De nuestra espíritu gregario y acomodaticio se
puede decir muchísimo, pero diré poco.
Diré que el guatemalteco no es de la clase de
habitante ruinoso que le pedís una dirección y te devuelve un escupitajo
rugiente. Muchos consideran, y yo entre ellos, que aún podemos encontrar buenas
maneras en el pabellón de la convivencia nacional.
Es correcto decir que la vida urbana –la vida moderna–
ha traído indiferencia, ha traído frialdad al espacio intersubjetivo. Es verdad
que las condiciones de vida actuales –con sus oleajes de miedo y agresión– nos dificultan
regalar una sonrisa. Estamos viviendo un momento de contracción en nuestra
consciencia relacional, pero ello no tiene por qué ser algo definitivo. De
hecho, pervive en el guatemalteco una cierta amigabilidad, una especie de
energía considerada, y me arriesgaré a decir que, en ciertos momentos
crepitantes, incluso alguna camaradería empática.

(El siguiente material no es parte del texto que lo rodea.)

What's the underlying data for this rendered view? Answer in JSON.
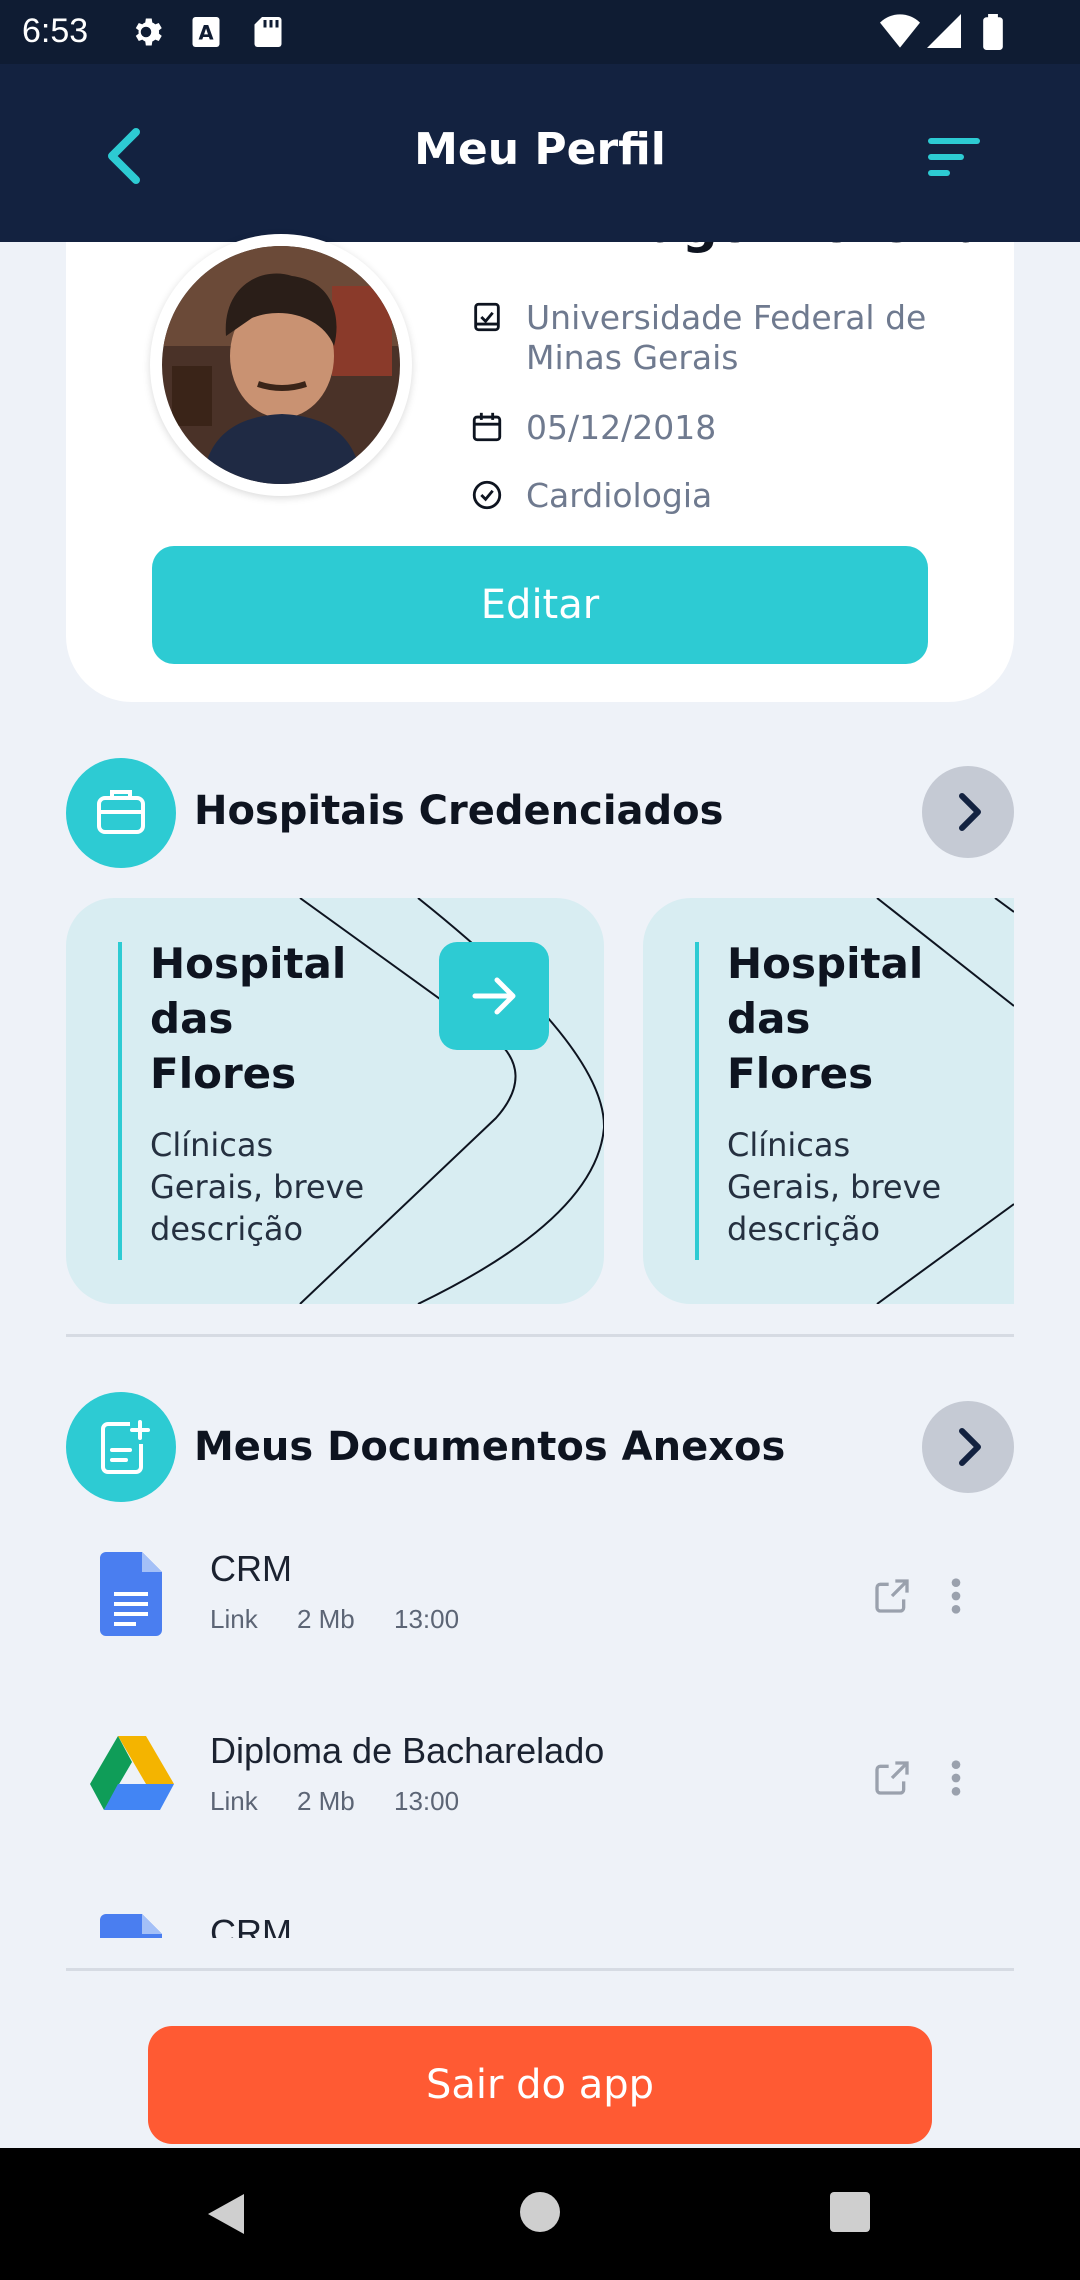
{
  "status_bar": {
    "time": "6:53"
  },
  "header": {
    "title": "Meu Perfil"
  },
  "profile": {
    "name": "Dr. Thiago Moreira",
    "university": "Universidade Federal de Minas Gerais",
    "date": "05/12/2018",
    "specialty": "Cardiologia",
    "edit_label": "Editar"
  },
  "hospitals": {
    "title": "Hospitais Credenciados",
    "items": [
      {
        "name": "Hospital das Flores",
        "description": "Clínicas Gerais, breve descrição"
      },
      {
        "name": "Hospital das Flores",
        "description": "Clínicas Gerais, breve descrição"
      }
    ]
  },
  "documents": {
    "title": "Meus Documentos Anexos",
    "items": [
      {
        "name": "CRM",
        "type": "Link",
        "size": "2 Mb",
        "time": "13:00",
        "icon": "google-docs-icon"
      },
      {
        "name": "Diploma de Bacharelado",
        "type": "Link",
        "size": "2 Mb",
        "time": "13:00",
        "icon": "google-drive-icon"
      },
      {
        "name": "CRM",
        "icon": "google-docs-icon"
      }
    ]
  },
  "logout_label": "Sair do app",
  "colors": {
    "accent": "#2dcbd3",
    "header": "#132240",
    "danger": "#ff5a33"
  }
}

Lo malo es que a menudo esa energía brota como
hipertrofiada complacencia, que por supuesto da asco; otras veces degenera en
manipulación, a ratos muy ladina; o bien se transforma en populismo, en chumul,
pues.
Como ya dije, los guatemaltecos somos
profundamente gregarios–vicarios–súbditos, y damos muy poco lugar al individuo,
o lo que es lo mismo, al disentimiento. Al guatemalteco, ya de sí, le gusta
ahorrarse a veces los enfrentamientos y las comunicaciones frontales, por su
forma de ser tan retentiva, pero ello combinado con su pretensión de no
desagradar, se vuelve una receta letal para la conflictividad congelada, que
revienta como violencia, o encalla en depresión.
Otra cosa que he comprobado es que en su afán de quedar bien y ser aprobado por el otro, o de impresionarlo, el guatemalteco gustosamente se transforma en un charlatán, en una cotorra.